Again my OH was losing some mobility before he was hospitslised which exacerbated the situation but it's difficult to know if it the medication contributed or not. I have say in all honesty it the Dr hadn't had prescribed it my OH would have been in home by now because his antics brought me to breaking point. He had an obsession he just wouldn't let go of but now he's calm, sweet and compliant and a joy to be with in the main, bless him.
My situation is similar. I had reached the stage where I didn’t think I could cope another day, with obsessions and bad tempers. The low dose of Risperidone helped but didn’t clear the problem and i was at my wits end. We were referred to the Local Mental Health Service nearly two years ago, and without them I would have given up.
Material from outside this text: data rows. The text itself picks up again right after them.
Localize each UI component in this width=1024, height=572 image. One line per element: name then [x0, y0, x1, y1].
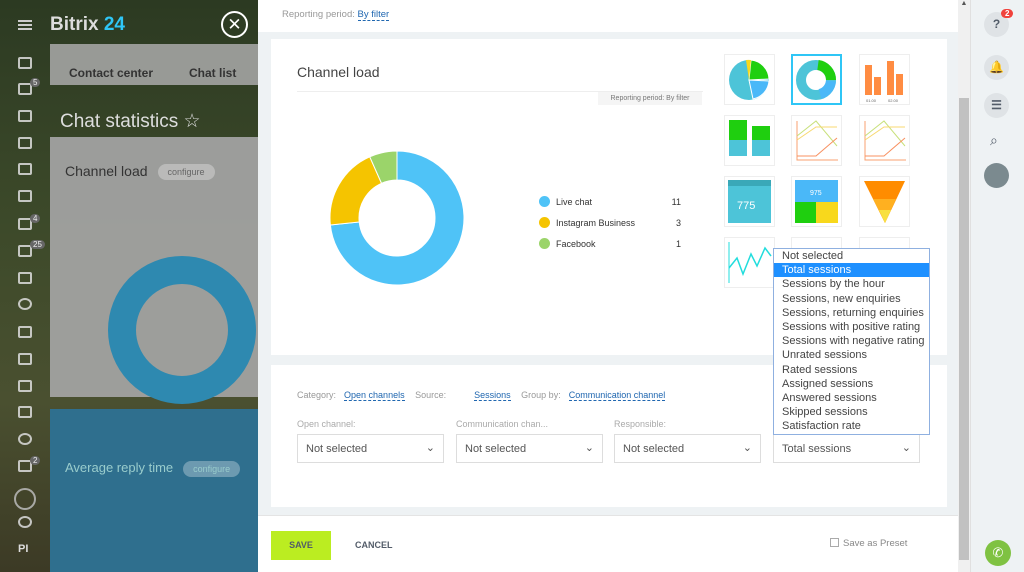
sync-icon[interactable]	[18, 406, 32, 418]
thumb-line-teal[interactable]	[724, 237, 775, 288]
search-icon[interactable]: ⌕	[990, 132, 998, 149]
help-badge: 2	[1001, 9, 1014, 18]
svg-text:775: 775	[737, 200, 755, 212]
communication-channel-select[interactable]: Not selected ⌄	[456, 434, 603, 463]
thumb-number[interactable]: 775	[724, 176, 775, 227]
widget-period: Reporting period: By filter	[598, 92, 702, 105]
tab-contact-center[interactable]: Contact center	[69, 66, 153, 80]
scrollbar-thumb[interactable]	[959, 98, 969, 560]
dropdown-option[interactable]: Sessions by the hour	[774, 277, 929, 291]
left-nav: 5 4 25 2 PI	[0, 0, 50, 572]
dropdown-option[interactable]: Sessions with positive rating	[774, 320, 929, 334]
background-card-reply-time: Average reply time configure	[50, 409, 258, 572]
thumb-number-block[interactable]: 975	[791, 176, 842, 227]
user-initials[interactable]: PI	[18, 543, 28, 555]
nav-badge: 25	[30, 240, 45, 249]
svg-text:01.00: 01.00	[866, 98, 877, 103]
thumb-stacked-bar[interactable]	[724, 115, 775, 166]
metric-select[interactable]: Total sessions ⌄	[773, 434, 920, 463]
chevron-down-icon: ⌄	[584, 442, 594, 454]
target-icon[interactable]	[18, 433, 32, 445]
thumb-pie[interactable]	[724, 54, 775, 105]
background-tabs: Contact center Chat list	[50, 44, 258, 85]
reporting-period: Reporting period: By filter	[258, 0, 958, 32]
category-link[interactable]: Open channels	[344, 390, 405, 401]
donut-chart	[329, 150, 465, 286]
legend-item: Instagram Business 3	[539, 216, 681, 237]
dropdown-option[interactable]: Sessions, returning enquiries	[774, 306, 929, 320]
time-icon[interactable]	[18, 298, 32, 310]
dropdown-option[interactable]: Sessions with negative rating	[774, 334, 929, 348]
groups-icon[interactable]	[18, 137, 32, 149]
nav-badge: 5	[30, 78, 41, 87]
scrollbar[interactable]: ▲	[958, 0, 970, 572]
feed-icon[interactable]	[18, 57, 32, 69]
page-title: Chat statistics ☆	[60, 111, 201, 132]
thumb-funnel[interactable]	[859, 176, 910, 227]
dropdown-option[interactable]: Answered sessions	[774, 391, 929, 405]
chevron-down-icon: ⌄	[425, 442, 435, 454]
cancel-button[interactable]: CANCEL	[355, 540, 393, 550]
save-button[interactable]: SAVE	[271, 531, 331, 560]
chat-icon[interactable]	[18, 110, 32, 122]
dropdown-option[interactable]: Assigned sessions	[774, 377, 929, 391]
bell-icon[interactable]: 🔔	[984, 55, 1009, 80]
dropdown-option[interactable]: Total sessions	[774, 263, 929, 278]
close-button[interactable]: ✕	[221, 11, 248, 38]
reporting-period-link[interactable]: By filter	[357, 9, 390, 21]
chevron-down-icon: ⌄	[742, 442, 752, 454]
legend: Live chat 11 Instagram Business 3 Facebook…	[539, 195, 681, 258]
nav-badge: 2	[30, 456, 41, 465]
metric-dropdown-list[interactable]: Not selected Total sessions Sessions by th…	[773, 248, 930, 435]
tab-chat-list[interactable]: Chat list	[189, 66, 236, 80]
background-donut	[108, 256, 256, 404]
footer: SAVE CANCEL Save as Preset	[258, 515, 958, 572]
legend-item: Facebook 1	[539, 237, 681, 258]
responsible-select[interactable]: Not selected ⌄	[614, 434, 761, 463]
dropdown-option[interactable]: Rated sessions	[774, 363, 929, 377]
svg-text:02.00: 02.00	[888, 98, 899, 103]
menu-icon[interactable]	[18, 20, 32, 30]
dropdown-option[interactable]: Not selected	[774, 249, 929, 263]
thumb-line[interactable]	[791, 115, 842, 166]
dropdown-option[interactable]: Satisfaction rate	[774, 419, 929, 433]
open-channel-label: Open channel:	[297, 419, 356, 429]
responsible-label: Responsible:	[614, 419, 667, 429]
right-bar: ? 2 🔔 ☰ ⌕ ✆	[970, 0, 1024, 572]
source-link[interactable]: Sessions	[474, 390, 511, 401]
thumb-bar[interactable]: 01.00 02.00	[859, 54, 910, 105]
filter-row: Category: Open channels Source: Sessions G…	[297, 390, 666, 401]
calendar-icon[interactable]	[18, 190, 32, 202]
phone-call-icon[interactable]: ✆	[985, 540, 1011, 566]
drive-icon[interactable]	[18, 163, 32, 175]
dropdown-option[interactable]: Sessions, new enquiries	[774, 292, 929, 306]
logo: Bitrix 24	[50, 14, 125, 35]
phone-icon[interactable]	[18, 326, 32, 338]
chevron-down-icon: ⌄	[901, 442, 911, 454]
contacts-icon[interactable]	[18, 353, 32, 365]
inbox-icon[interactable]	[18, 380, 32, 392]
nav-badge: 4	[30, 214, 41, 223]
svg-text:975: 975	[810, 190, 822, 197]
background-card-channel-load: Channel load configure	[50, 137, 258, 404]
moon-icon[interactable]	[18, 516, 32, 528]
legend-item: Live chat 11	[539, 195, 681, 216]
widget-title: Channel load	[297, 64, 380, 80]
avatar[interactable]	[984, 163, 1009, 188]
open-channel-select[interactable]: Not selected ⌄	[297, 434, 444, 463]
thumb-line-2[interactable]	[859, 115, 910, 166]
apps-icon[interactable]	[14, 488, 36, 510]
chat-list-icon[interactable]: ☰	[984, 93, 1009, 118]
background-page: 5 4 25 2 PI Bitrix 24 Contact center Cha…	[0, 0, 258, 572]
communication-channel-label: Communication chan...	[456, 419, 549, 429]
group-by-link[interactable]: Communication channel	[568, 390, 666, 401]
dropdown-option[interactable]: Skipped sessions	[774, 405, 929, 419]
dropdown-option[interactable]: Unrated sessions	[774, 348, 929, 362]
save-as-preset-checkbox[interactable]: Save as Preset	[830, 538, 907, 549]
thumb-donut[interactable]	[791, 54, 842, 105]
sites-icon[interactable]	[18, 272, 32, 284]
Our GP is excellent but obviously out of his depth with the dementia, so I feel I am very lucky when I read some of the other posts. He now has regular Risperidone throughout the day, and it gives us both some peace and contentment.
 

yorkie46

Registered User
Jan 28, 2014
284
Southampton
Thank you @Vic10 , @RosettaT and @Vitesse on

My husband was diagnosed by a consultant from the local elderly persons mental health team but since the day he was given the diagnosis we have never seen them again. I was told there was no input or support for him other than from the GP. I have an allocated Admiral Nurse who I did see fairly regularly for a while but that became difficult because my husband didn't understand why I needed to see anyone even though he didn't understand who she was or what her role in was. He kept asking me what we talked about. I haven't seem her since about June though I can contact her if I need to. I'm not sure how much out meetings helped to be honest. She told me her role didn't include seeing my husband so everything she knows about him is from medical records or what I tell her. If I want help with medication it will have to be through the GP. I'll see how things are after Christmas now.